In any event, Mutt's suspicious reconnoitering before he gave himself up to sleep was usually ineffective and, worse than that, it served to alert Wol to the fact that his quarry would soon be vulnerable.

Wol was a bird of immense patience. He would sometimes wait half an hour after Mutt had slunk away to rest before he began his stalk. He always stalked Mutt on foot, as if disdaining the advantage given him by his powers of flight.

Infinitely slowly, and with the grave solemnity of a mourner at a funeral, he would inch his way across the lawn. If Mutt stirred in his sleep, Wol would freeze and remain motionless for long minutes – his gaze fixed and unblinking on his ultimate objective – Mutt's long and silken tail.

Sometimes it took him an hour to reach his goal. But at last he would arrive within range and then, with ponderous deliberation, he would raise one foot and poise it – as if to fully savor the
delicious moment – directly over Mutt's proud plume. Then, suddenly, the outspread talons would drop, and clutch….

Invariably Mutt woke screaming. Leaping to his feet, he would spin around, intent on punishing his tormentor – and would find him not. From the branch of a poplar tree well above his head would come a sonorous and insulting “Hoo-HOO-hoo-hoo,” which, I suspect, is about as close to laughter as an owl can come.

It seemed to be inevitable that any animal which we took into our family would soon cease to consider itself anything less than human; and it was so with Wol. Very early in life he took note of the fact that we others could not, or would not, fly, and he thereupon accepted a terrestrial way of life for which he was but poorly adapted.

When I visited the little corner store, some three blocks from home, Wol would usually accompany me, and he would walk. Strangers who did not know him (and there were few such in Saskatoon) were apt to be severely startled when they encountered him during one of these promenades, for he walked with a lumbering, rolling gait that smacked of a lifetime of alcoholism. Furthermore, he gave ground to no man. If a
pedestrian bound upstream happened upon Wol going downstream, the pedestrian either moved aside or there was a collision. These collisions were not to be taken lightly. I recall all too vividly an occasion when a new postman, rapt in the perusal of the unfamiliar addresses on a bundle of letters, walked full into Wol one summer morning.
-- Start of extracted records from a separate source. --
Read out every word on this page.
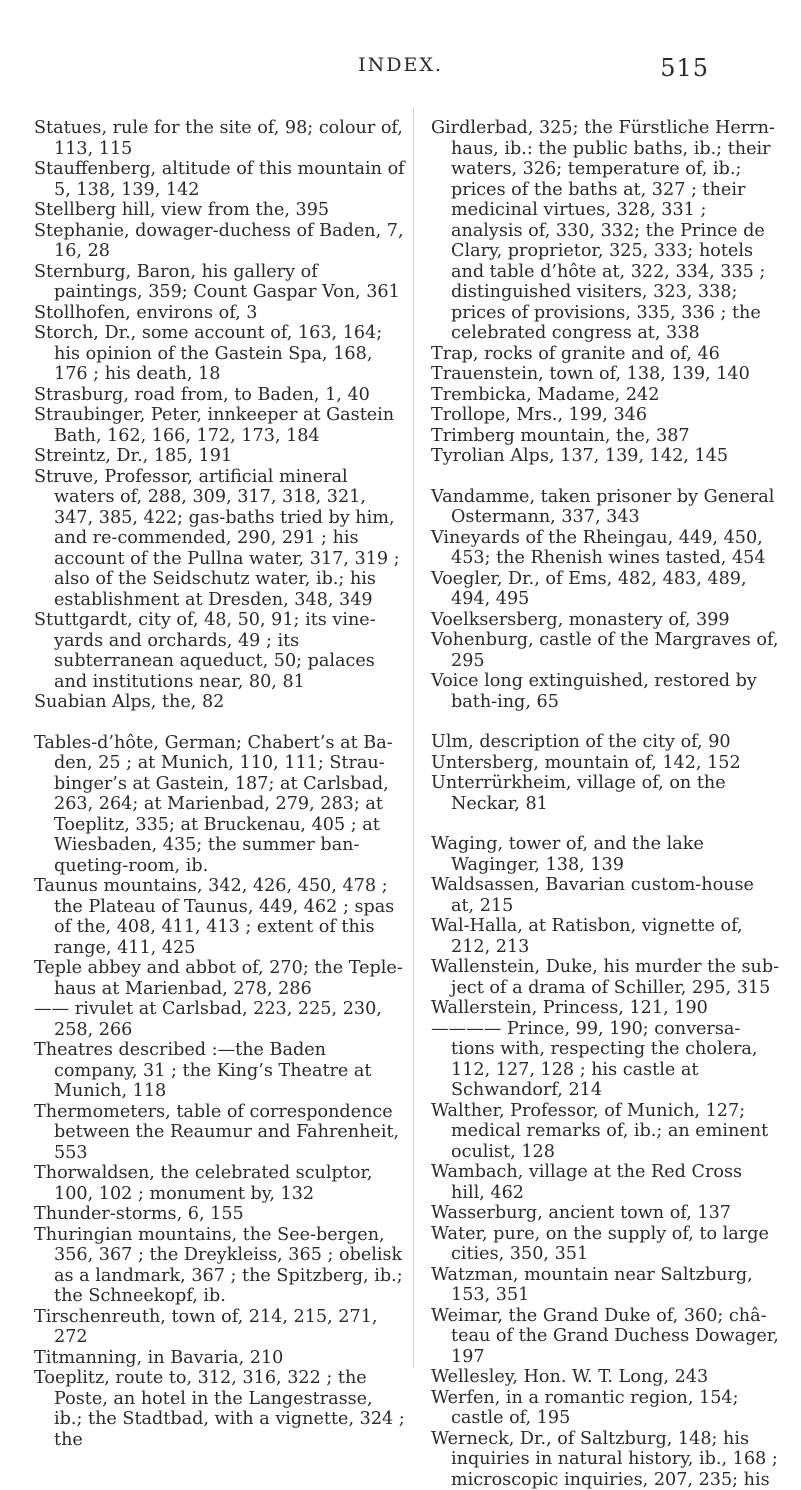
INDEX.	515

Statues, rule for the site of, 98; colour of, 113, 115

Stauffenberg, altitude of this mountain of 5, 138, 139, 142

Stellberg hill, view from the, 395

Stephanie, dowager-duchess of Baden, 7, 16, 28

Sternburg, Baron, his gallery of paintings, 359; Count Gaspar Von, 361

Stollhofen, environs of, 3

Storch, Dr., some account of, 163, 164; his opinion of the Gastein Spa, 168, 176 ; his death, 18

Strasburg, road from, to Baden, 1, 40

Straubinger, Peter, innkeeper at Gastein Bath, 162, 166, 172, 173, 184

Streintz, Dr., 185, 191

Struve, Professor, artificial mineral waters of, 288, 309, 317, 318, 321, 347, 385, 422; gas-baths tried by him, and re-commended, 290, 291 ; his account of the Pullna water, 317, 319 ; also of the Seidschutz water, ib.; his establishment at Dresden, 348, 349

Stuttgardt, city of, 48, 50, 91; its vine-yards and orchards, 49 ; its subterranean aqueduct, 50; palaces and institutions near, 80, 81

Suabian Alps, the, 82

Tables-d’hôte, German; Chabert’s at Ba-den, 25 ; at Munich, 110, 111; Strau-binger’s at Gastein, 187; at Carlsbad, 263, 264; at Marienbad, 279, 283; at Toeplitz, 335; at Bruckenau, 405 ; at Wiesbaden, 435; the summer ban-queting-room, ib.

Taunus mountains, 342, 426, 450, 478 ; the Plateau of Taunus, 449, 462 ; spas of the, 408, 411, 413 ; extent of this range, 411, 425

Teple abbey and abbot of, 270; the Teple-haus at Marienbad, 278, 286

—— rivulet at Carlsbad, 223, 225, 230, 258, 266

Theatres described :—the Baden company, 31 ; the King’s Theatre at Munich, 118

Thermometers, table of correspondence between the Reaumur and Fahrenheit, 553

Thorwaldsen, the celebrated sculptor, 100, 102 ; monument by, 132

Thunder-storms, 6, 155

Thuringian mountains, the See-bergen, 356, 367 ; the Dreykleiss, 365 ; obelisk as a landmark, 367 ; the Spitzberg, ib.; the Schneekopf, ib.

Tirschenreuth, town of, 214, 215, 271, 272

Titmanning, in Bavaria, 210

Toeplitz, route to, 312, 316, 322 ; the Poste, an hotel in the Langestrasse, ib.; the Stadtbad, with a vignette, 324 ; the

Girdlerbad, 325; the Fürstliche Herrn-haus, ib.: the public baths, ib.; their waters, 326; temperature of, ib.; prices of the baths at, 327 ; their medicinal virtues, 328, 331 ; analysis of, 330, 332; the Prince de Clary, proprietor, 325, 333; hotels and table d’hôte at, 322, 334, 335 ; distinguished visiters, 323, 338; prices of provisions, 335, 336 ; the celebrated congress at, 338

Trap, rocks of granite and of, 46

Trauenstein, town of, 138, 139, 140

Trembicka, Madame, 242

Trollope, Mrs., 199, 346

Trimberg mountain, the, 387

Tyrolian Alps, 137, 139, 142, 145

Vandamme, taken prisoner by General Ostermann, 337, 343

Vineyards of the Rheingau, 449, 450, 453; the Rhenish wines tasted, 454

Voegler, Dr., of Ems, 482, 483, 489, 494, 495

Voelksersberg, monastery of, 399

Vohenburg, castle of the Margraves of, 295

Voice long extinguished, restored by bath-ing, 65

Ulm, description of the city of, 90

Untersberg, mountain of, 142, 152

Unterrürkheim, village of, on the Neckar, 81

Waging, tower of, and the lake Waginger, 138, 139

Waldsassen, Bavarian custom-house at, 215

Wal-Halla, at Ratisbon, vignette of, 212, 213

Wallenstein, Duke, his murder the sub-ject of a drama of Schiller, 295, 315

Wallerstein, Princess, 121, 190

———— Prince, 99, 190; conversa-tions with, respecting the cholera, 112, 127, 128 ; his castle at Schwandorf, 214

Walther, Professor, of Munich, 127; medical remarks of, ib.; an eminent oculist, 128

Wambach, village at the Red Cross hill, 462

Wasserburg, ancient town of, 137

Water, pure, on the supply of, to large cities, 350, 351

Watzman, mountain near Saltzburg, 153, 351

Weimar, the Grand Duke of, 360; châ-teau of the Grand Duchess Dowager, 197

Wellesley, Hon. W. T. Long, 243

Werfen, in a romantic region, 154; castle of, 195

Werneck, Dr., of Saltzburg, 148; his inquiries in natural history, ib., 168 ; microscopic inquiries, 207, 235; his
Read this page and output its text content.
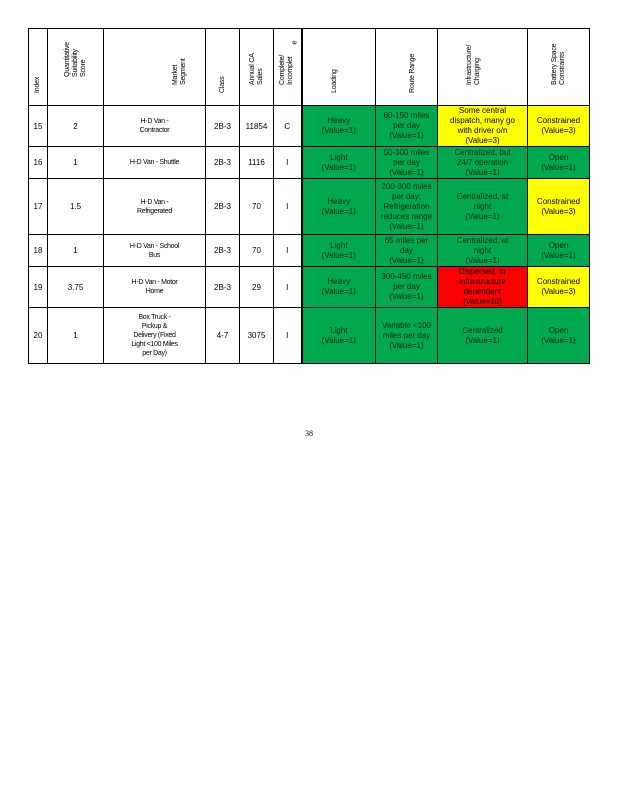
Index	Quantitative
Suitability
Score	Market
Segment	Class	Annual CA
Sales	Complete/
Incomplet
e	Loading	Route Range	Infrastructure/
Charging	Battery Space
Constraints

15	2	H-D Van -
Contractor	2B-3	11854	C	Heavy
(Value=1)	60-150 miles
per day
(Value=1)	Some central
dispatch, many go
with driver o/n
(Value=3)	Constrained
(Value=3)

16	1	H-D Van - Shuttle	2B-3	1116	I	Light
(Value=1)	50-300 miles
per day
(Value=1)	Centralized, but
24/7 operation
(Value=1)	Open
(Value=1)

17	1.5	H-D Van -
Refrigerated	2B-3	70	I	Heavy
(Value=1)	200-300 miles
per day;
Refrigeration
reduces range
(Value=1)	Centralized, at
night
(Value=1)	Constrained
(Value=3)

18	1	H-D Van - School
Bus	2B-3	70	I	Light
(Value=1)	65 miles per
day
(Value=1)	Centralized, at
night
(Value=1)	Open
(Value=1)

19	3.75	H-D Van - Motor
Home	2B-3	29	I	Heavy
(Value=1)	300-450 miles
per day
(Value=1)	Dispersed, or
infrastructure
dependent
(Value=10)	Constrained
(Value=3)

20	1	Box Truck -
Pickup &
Delivery (Fixed
Light <100 Miles
per Day)	4-7	3075	I	Light
(Value=1)	Variable <100
miles per day
(Value=1)	Centralized
(Value=1)	Open
(Value=1)
38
The man was so completely preoccupied with his own problems that he did not even bother to glance down to ascertain the nature of the obstruction in his path, but blindly tried to kick it to one side. This, to Wol, was tantamount to deliberate assault. He rose on his dignity – which was immense – uttered a piercing hiss, and banged the offending human on the shins with his mighty wings. (Nor was this a gentle form of retaliation.) There was a sharp crack. The postman yelped in sudden pain, peered down at his feet, yelled even louder (this time on a high, keening note), and fled the neighborhood. It was left for me to collect the scattered letters and pursue him with what I hoped were appropriate apologies.